在此,我们利用全三维(3D)运动学,讨论了考虑到各种类型的电-磁-弹性耦合的超厚复合板的行为。已发表的研究表明,缺乏对集成了高阶(柔电/柔磁)和低阶(压电/压磁)多重物理场(电-磁-弹)的智能复合板三维力学的研究。在此类复合材料中实现目标和所需机械行为的常见方法可能涉及使用结构元件。将术语 ∂/∂z 与板材的二维控制方程合并,有可能弥补这一不足。该表达式表示厚度的变化,其中 z 是厚度的专用坐标。我们可以通过变分法建立控制方程,从而建立并解决主体结构的三维弯曲方程。这些方程受到了附加假设的影响,例如 von Kármán 应变和复杂的三维张量关系。
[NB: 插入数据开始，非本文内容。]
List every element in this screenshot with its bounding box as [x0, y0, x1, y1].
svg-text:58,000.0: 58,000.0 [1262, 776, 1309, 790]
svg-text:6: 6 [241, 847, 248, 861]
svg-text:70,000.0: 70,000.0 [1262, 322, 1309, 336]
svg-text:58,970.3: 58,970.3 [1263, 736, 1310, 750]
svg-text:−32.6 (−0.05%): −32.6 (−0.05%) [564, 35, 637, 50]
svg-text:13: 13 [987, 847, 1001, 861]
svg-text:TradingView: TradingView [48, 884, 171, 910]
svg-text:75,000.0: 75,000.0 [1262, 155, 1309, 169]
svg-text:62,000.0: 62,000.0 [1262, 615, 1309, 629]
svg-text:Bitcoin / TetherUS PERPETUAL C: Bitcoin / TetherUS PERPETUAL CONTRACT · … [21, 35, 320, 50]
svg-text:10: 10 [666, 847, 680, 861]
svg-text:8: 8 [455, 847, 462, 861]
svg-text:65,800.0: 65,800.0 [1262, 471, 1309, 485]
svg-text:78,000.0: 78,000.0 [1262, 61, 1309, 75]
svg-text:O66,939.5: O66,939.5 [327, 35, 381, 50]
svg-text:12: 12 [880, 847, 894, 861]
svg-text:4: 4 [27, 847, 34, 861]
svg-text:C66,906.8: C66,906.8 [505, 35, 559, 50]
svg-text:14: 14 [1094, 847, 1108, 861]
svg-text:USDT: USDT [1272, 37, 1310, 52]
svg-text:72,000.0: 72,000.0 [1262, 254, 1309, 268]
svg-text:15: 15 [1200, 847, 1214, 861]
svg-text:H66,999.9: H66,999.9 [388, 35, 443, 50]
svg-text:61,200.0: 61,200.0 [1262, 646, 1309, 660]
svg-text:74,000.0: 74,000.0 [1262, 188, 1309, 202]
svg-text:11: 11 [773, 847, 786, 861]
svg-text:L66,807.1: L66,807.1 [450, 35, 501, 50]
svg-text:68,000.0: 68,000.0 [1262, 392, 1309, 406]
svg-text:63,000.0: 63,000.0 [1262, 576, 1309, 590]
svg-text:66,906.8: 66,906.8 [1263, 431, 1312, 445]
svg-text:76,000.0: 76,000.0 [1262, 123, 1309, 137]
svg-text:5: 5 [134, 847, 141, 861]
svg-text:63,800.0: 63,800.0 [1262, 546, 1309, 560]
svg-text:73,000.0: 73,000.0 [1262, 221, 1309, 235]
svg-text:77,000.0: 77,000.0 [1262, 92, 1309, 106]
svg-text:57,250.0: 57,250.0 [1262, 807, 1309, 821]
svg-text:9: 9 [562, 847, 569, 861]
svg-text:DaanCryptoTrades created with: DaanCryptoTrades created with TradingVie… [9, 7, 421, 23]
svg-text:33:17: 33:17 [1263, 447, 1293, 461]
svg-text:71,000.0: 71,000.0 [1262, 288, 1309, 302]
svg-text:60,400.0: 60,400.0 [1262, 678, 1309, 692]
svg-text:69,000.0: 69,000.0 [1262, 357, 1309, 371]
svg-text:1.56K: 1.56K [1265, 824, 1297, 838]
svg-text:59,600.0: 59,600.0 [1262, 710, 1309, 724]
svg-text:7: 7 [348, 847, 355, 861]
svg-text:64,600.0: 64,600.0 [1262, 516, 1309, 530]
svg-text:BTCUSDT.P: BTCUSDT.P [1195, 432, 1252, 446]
在数学模型中插入 ∂/∂z 项使分析求解技术无法帮助我们获得数值结果。因此,基于多项式短语的半分析求解方法有助于获得所需的解决方案。这项对超厚压电复合材料类立方体块体结构(CBS)的全三维弯曲研究可为智能板状结构力学领域提供独创性参考。
期刊介绍:
The past few decades have seen outstanding advances in the use of composite materials in structural applications. There can be little doubt that, within engineering circles, composites have revolutionised traditional design concepts and made possible an unparalleled range of new and exciting possibilities as viable materials for construction. Composite Structures, an International Journal, disseminates knowledge between users, manufacturers, designers and researchers involved in structures or structural components manufactured using composite materials.
The journal publishes papers which contribute to knowledge in the use of composite materials in engineering structures. Papers deal with design, research and development studies, experimental investigations, theoretical analysis and fabrication techniques relevant to the application of composites in load-bearing components for assemblies, ranging from individual components such as plates and shells to complete composite structures.